Member of the New Jersey General Assembly from the 33rd district
- In office January 10, 1986 – January 14, 1988 Serving with Jose Arango
- Preceded by: Nicholas LaRocca Robert Ranieri
- Succeeded by: Bernard Kenny Bob Menendez

Personal details
- Born: 1937
- Died: June 30, 2004 (aged 66–67) Lakewood Township, New Jersey
- Party: Republican
- Spouse: Claire Mastropierro

= Ronald Dario =

American politician

Ronald A. Dario (1937 – June 30, 2004) was a Republican Party politician who represented the 33rd Legislative District in the New Jersey General Assembly from 1984 to 1986 and served as a Commissioner in Union City, New Jersey.

==Early life and education==
Raised in Hoboken, he played prep baseball, basketball and football at A. J. Demarest High School (since renamed as Hoboken High School) and attended Wagner College, where he competed for four seasons on the Wagner Seahawks men's basketball team.

==Political career==
After moving to Union City, New Jersey in 1960, he connected with William Musto, who was mayor of Union City and represented the district in the New Jersey Senate. In 1974, Dario ran as part of Musto's successful Your Operation Uplift campaign for Union City Commissioners, together with a slate that included Bob Menendez. Dario had won two terms on the Union City Commission, but by 1982 he had broken away from Musto after he had been indicted, and ultimately convicted, on corruption charges. Dario and other former Musto supporters ran as part of an Alliance Civic Association slate that lost the 1982 elections. After the slate won the 1986 election with support from the Republican Party, Dario had expected to be chosen as mayor but the Menendez was able to obtain the votes from his running mates that he needed to be elected mayor at the July 1 reorganization meeting. Dario split from Menendez and lost his bid for re-election in 1990.

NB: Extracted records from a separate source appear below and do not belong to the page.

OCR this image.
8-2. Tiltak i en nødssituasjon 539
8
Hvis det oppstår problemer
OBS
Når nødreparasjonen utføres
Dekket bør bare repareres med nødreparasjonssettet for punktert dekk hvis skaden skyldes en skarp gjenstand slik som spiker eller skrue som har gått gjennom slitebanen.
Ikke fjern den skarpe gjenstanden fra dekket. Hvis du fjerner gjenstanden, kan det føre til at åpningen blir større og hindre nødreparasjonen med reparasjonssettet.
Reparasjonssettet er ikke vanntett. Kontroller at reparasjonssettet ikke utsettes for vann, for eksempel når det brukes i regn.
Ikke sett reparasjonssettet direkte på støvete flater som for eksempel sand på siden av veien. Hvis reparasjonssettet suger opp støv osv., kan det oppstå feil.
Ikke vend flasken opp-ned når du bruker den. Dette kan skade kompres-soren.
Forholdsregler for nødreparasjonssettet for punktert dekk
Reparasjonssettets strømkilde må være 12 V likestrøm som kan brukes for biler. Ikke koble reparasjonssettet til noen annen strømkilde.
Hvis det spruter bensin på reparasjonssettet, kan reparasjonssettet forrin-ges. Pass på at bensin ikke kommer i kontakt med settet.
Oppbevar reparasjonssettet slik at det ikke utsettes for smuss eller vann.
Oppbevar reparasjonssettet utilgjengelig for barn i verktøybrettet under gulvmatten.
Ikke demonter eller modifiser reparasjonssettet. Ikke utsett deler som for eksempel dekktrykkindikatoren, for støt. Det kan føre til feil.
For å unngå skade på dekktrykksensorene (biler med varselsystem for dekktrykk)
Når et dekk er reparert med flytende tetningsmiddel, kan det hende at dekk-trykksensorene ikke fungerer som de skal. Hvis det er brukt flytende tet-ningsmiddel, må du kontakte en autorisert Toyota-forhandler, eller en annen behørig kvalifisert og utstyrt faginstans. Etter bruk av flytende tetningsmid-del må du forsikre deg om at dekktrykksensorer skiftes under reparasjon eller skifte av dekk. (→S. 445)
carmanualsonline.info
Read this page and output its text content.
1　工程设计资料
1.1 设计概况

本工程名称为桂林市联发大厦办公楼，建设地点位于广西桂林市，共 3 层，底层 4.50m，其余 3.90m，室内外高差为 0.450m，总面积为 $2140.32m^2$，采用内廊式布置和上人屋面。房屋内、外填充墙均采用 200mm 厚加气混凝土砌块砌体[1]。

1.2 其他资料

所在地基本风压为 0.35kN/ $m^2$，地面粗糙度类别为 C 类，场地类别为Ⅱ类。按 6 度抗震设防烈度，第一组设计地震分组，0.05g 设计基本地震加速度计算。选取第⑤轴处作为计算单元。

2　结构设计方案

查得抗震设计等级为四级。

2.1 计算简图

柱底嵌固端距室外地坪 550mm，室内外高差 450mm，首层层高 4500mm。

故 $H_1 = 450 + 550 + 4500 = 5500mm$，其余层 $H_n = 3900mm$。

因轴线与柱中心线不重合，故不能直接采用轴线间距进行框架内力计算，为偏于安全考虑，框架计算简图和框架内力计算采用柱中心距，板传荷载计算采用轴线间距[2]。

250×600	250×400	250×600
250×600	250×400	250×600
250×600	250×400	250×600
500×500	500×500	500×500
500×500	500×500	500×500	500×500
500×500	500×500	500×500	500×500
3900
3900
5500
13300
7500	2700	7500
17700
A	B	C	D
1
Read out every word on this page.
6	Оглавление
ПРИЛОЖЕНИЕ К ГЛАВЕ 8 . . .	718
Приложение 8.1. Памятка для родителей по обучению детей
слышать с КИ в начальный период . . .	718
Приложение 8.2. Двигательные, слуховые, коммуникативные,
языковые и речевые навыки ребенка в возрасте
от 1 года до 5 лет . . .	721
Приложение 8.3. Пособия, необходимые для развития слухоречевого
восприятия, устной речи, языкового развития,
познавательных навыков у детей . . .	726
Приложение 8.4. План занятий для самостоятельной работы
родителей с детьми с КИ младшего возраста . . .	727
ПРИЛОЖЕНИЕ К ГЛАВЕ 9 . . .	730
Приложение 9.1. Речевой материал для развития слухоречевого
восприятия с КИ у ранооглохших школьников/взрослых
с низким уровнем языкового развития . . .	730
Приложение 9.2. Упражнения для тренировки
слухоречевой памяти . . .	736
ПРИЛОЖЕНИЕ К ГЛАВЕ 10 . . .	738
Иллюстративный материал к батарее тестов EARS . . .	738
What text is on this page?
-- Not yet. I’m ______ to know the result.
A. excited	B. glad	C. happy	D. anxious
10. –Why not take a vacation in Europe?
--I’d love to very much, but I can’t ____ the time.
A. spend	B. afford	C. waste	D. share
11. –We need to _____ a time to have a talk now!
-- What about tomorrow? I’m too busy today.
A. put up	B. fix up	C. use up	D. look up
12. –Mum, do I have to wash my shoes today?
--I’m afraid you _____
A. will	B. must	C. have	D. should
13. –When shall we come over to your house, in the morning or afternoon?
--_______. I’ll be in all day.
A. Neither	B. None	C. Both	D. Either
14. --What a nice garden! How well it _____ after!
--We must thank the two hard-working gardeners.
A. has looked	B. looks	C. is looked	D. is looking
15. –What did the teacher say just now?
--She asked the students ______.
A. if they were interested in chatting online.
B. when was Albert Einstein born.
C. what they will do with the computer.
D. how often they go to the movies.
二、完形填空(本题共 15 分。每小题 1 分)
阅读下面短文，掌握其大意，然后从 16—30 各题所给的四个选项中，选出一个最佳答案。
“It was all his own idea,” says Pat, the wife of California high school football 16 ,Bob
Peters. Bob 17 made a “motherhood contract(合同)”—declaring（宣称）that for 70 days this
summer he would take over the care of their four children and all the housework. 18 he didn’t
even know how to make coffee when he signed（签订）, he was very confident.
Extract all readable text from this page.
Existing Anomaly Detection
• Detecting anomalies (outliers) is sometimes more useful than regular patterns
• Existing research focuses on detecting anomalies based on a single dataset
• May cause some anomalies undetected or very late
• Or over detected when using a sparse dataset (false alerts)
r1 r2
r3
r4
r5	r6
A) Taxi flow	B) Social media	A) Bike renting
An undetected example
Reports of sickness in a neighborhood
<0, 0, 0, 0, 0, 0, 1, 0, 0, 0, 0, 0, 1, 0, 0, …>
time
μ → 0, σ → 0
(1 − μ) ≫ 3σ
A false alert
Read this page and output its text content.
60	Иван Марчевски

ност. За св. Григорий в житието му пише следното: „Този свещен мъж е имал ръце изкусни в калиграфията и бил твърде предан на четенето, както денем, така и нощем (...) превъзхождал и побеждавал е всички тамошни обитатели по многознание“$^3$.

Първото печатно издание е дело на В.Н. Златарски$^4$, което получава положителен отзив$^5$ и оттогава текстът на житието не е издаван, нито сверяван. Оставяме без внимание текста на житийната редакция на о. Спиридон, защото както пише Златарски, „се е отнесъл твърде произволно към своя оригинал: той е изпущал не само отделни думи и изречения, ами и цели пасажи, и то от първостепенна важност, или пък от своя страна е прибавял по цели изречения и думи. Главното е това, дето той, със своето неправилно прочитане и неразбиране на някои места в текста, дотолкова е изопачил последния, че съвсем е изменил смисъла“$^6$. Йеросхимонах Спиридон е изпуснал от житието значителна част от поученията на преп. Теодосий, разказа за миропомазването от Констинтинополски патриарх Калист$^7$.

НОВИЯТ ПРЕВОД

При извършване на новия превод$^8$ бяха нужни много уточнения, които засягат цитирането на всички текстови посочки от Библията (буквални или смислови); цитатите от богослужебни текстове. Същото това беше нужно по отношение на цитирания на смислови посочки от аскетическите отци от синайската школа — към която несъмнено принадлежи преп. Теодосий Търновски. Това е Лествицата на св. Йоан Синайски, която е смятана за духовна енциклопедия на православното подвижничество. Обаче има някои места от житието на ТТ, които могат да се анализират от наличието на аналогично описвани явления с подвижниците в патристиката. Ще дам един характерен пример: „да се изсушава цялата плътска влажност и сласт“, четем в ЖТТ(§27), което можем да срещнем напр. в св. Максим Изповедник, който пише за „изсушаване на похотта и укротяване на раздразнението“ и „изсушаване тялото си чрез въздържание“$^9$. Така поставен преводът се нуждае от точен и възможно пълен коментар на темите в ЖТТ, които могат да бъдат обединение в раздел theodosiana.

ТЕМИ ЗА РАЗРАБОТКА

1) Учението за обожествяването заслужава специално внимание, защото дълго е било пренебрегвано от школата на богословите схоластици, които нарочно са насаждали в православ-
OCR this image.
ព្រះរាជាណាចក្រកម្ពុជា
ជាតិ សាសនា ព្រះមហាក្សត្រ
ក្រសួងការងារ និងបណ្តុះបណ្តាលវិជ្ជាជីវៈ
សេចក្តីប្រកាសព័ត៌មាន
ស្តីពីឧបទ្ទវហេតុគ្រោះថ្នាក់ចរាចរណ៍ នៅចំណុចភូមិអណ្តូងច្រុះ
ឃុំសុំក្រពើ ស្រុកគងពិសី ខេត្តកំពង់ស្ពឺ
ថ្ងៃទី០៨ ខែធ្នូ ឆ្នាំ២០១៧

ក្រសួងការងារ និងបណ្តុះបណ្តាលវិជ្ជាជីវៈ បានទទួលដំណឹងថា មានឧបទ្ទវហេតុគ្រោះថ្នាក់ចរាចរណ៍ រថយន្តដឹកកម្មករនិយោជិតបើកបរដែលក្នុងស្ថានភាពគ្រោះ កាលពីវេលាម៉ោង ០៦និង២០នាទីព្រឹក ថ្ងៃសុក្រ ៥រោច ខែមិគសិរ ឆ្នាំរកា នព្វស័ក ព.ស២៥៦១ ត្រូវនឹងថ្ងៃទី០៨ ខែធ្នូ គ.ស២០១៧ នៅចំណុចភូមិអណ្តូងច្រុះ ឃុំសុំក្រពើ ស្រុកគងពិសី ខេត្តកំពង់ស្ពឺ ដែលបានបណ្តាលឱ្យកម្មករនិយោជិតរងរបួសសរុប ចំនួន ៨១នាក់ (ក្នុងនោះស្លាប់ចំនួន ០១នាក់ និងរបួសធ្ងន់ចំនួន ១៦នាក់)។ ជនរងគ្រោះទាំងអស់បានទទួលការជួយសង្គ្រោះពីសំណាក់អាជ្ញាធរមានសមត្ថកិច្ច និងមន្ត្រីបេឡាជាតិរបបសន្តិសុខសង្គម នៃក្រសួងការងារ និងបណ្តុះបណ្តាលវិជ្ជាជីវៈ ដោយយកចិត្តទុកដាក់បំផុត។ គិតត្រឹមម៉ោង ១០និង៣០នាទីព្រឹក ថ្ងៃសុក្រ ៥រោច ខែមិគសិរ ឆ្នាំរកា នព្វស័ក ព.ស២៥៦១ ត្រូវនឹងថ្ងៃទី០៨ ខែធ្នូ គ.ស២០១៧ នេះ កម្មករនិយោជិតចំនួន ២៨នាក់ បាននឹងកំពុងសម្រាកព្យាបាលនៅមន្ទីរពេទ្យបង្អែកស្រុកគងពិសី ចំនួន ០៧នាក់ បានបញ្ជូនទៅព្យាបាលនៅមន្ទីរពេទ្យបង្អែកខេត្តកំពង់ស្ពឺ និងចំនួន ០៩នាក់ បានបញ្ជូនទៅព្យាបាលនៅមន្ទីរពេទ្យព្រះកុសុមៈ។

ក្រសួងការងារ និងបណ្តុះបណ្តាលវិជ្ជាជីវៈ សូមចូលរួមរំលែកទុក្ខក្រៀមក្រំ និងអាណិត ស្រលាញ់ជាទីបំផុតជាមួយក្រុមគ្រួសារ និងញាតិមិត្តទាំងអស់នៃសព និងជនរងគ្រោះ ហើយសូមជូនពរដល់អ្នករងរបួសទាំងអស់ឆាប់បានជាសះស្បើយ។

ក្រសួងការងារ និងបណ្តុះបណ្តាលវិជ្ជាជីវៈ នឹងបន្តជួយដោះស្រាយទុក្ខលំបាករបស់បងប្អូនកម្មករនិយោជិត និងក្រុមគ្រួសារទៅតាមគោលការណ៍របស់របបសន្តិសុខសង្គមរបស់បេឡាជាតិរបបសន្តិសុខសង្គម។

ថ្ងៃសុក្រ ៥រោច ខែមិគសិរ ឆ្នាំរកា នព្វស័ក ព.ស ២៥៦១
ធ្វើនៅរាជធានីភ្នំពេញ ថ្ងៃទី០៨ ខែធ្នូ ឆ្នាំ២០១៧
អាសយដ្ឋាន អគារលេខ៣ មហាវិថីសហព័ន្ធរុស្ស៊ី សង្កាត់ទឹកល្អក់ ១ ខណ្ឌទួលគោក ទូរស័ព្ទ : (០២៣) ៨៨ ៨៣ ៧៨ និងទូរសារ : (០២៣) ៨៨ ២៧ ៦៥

In the 1985 general election, representatives of the Thomas Kean campaign for Governor of New Jersey encouraged Dario to run together with Jose Arango as the Republican candidates for the two General Assembly seats in the 33rd Legislative District. In defeating incumbent Robert Ranieri and newcomer Mario R. Hernandez, the two Republican victors were among a group of four who were the first to represent the county in the State Assembly in more than 60 years.

In his single two-year term in the Assembly, Dario was a co-sponsor of legislation that provided aided to struggling cities, that led to the state takeover of the Jersey City Public Schools and that prohibited warehousing of apartments in pending condominium conversions. Dario was co-sponsor of a bill that would mandate that a majority of tenants in an apartment building that is undergoing a conversion to condominiums, ending a system in which such conversions can be implemented without any say by existing tenants.

==Election results==

New Jersey general election, 1985
| Party |  | Candidate | Votes | % | ±% |
|---|---|---|---|---|---|
|  | Republican | Ronald A. Dario | 20,422 | 27.9 | +10.0 |
|  | Republican | Jose O. Arango | 19,748 | 26.9 | +9.7 |
|  | Democratic | Robert A. Ranieri | 17,443 | 23.8 | −8.9 |
|  | Democratic | Mario R. Hernandez | 15,671 | 21.4 | −10.8 |
| Total votes |  |  | '73,284' | '100.0' |  |

==Death==
A resident of Manchester Township, Dario died on June 30, 2004, at Paul Kimball Hospital (since renamed as Monmouth Medical Center Southern Campus) in Lakewood Township, New Jersey.